Magda Almeida define a situação como desafiadora. A pandemia foi enfrentada com apoio de professores e pesquisadores para ter acesso às informações em tempo real e em contato com especialistas de outros lugares do País.

“Acabou que projetos que a nossa previsão era executar em quatro anos, a gente acabou tendo que executar em menos de um ano, como a questão das UTIs”, explica sobre o planejamento para modernizar a rede de saúde do Estado.

“O Ceará teve uma boa parceria do sistema público com o setor privado, ajudou muito em relação ao monitoramento, à vigilância, até porque quando a Covid chegou ao Ceará, ela deu entrada pelo sistema privado”
Magda Almeida

Antes da confirmação oficial, alguns treinamentos foram realizados com os profissionais para a realização de testes RT-PCR, além da aquisição de equipamentos para biologia molecular e vigilância genômica do vírus.

“A gente tentou fazer essa rede de informação com vigilância, juntando regulação, monitorando as internações, fazendo classificação de risco”, contextualiza Magda.

Além disso, as unidades de saúde distribuídas pelo Estado contribuíram para evitar deslocamentos de pacientes. “O fato da gente ter regionalização, ter hospitais regionais nas cinco regiões, facilitou muito, que aí os pacientes não precisavam vir para Fortaleza”.

Luta dos profissionais da saúde

O enfermeiro Helber Oliveira assistia incrédulo às primeiras informações sobre a pandemia na TV. Logo, aquelas cenas se apresentariam na realidade do cotidiano de trabalho, no Hospital do Coração de Messejana e no Hospital Geral de Fortaleza.

“Lembro de toda a equipe receosa para o primeiro plantão com pacientes positivos para Covid, a paramentação, o medo de voltar pra casa e levar o vírus com a gente.

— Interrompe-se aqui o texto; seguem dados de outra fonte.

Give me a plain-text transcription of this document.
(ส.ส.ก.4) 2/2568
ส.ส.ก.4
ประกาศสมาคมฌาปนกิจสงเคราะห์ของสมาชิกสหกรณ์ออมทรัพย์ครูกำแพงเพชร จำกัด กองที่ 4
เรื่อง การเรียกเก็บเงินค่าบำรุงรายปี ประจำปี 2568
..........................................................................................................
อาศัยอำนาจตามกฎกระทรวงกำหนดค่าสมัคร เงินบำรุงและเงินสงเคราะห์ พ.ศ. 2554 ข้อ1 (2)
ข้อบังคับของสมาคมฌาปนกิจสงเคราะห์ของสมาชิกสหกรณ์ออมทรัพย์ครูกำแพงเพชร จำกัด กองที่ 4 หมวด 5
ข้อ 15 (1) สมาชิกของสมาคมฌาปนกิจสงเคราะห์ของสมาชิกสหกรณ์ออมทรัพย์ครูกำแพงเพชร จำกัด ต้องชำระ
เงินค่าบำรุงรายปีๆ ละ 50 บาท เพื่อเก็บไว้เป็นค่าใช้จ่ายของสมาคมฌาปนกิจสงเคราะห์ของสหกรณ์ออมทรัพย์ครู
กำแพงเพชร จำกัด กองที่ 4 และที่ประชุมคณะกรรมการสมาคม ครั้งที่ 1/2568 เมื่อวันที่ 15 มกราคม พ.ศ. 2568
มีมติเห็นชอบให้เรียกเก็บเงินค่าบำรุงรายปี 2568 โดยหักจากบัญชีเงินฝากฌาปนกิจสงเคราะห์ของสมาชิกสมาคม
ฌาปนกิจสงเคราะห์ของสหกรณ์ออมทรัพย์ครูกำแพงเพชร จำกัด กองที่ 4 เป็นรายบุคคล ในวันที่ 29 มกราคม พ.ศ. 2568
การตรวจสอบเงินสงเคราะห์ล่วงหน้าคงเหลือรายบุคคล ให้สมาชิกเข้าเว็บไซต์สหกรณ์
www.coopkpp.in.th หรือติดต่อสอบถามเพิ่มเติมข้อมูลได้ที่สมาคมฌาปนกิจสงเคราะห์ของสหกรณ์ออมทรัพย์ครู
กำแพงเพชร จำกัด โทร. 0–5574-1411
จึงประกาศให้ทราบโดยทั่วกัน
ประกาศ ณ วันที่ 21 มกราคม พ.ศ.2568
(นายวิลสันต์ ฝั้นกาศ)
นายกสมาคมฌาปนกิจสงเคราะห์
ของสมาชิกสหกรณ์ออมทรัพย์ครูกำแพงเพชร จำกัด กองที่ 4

O medo tomava conta e era diferente em todo plantão”, analisa.

Por vezes, as mortes nas unidades faziam o trabalho da equipe parecer em vão. “Sentíamos ainda mais vulneráveis, cuidando de vidas, mas sabendo que a qualquer momento podia ser um de nós ali, entubado. Foi a experiência profissional mais complexa”.

pandemia covid
Legenda: O enfermeiro Helber Oliveira atuou desde o inicio da pandemia
Foto: Arquivo pessoal

Também foi necessário se afastar por oito meses dos avós - a saudade era ‘contida’ apenas pelas videochamadas. Com o rebaixamento do nível de alerta, a felicidade pelo controle da doença por meio das vacinas se amplia.

“Hoje, a palavra é gratidão. Sou eternamente grato a Deus, à ciência e à tecnologia”, completa o enfermeiro.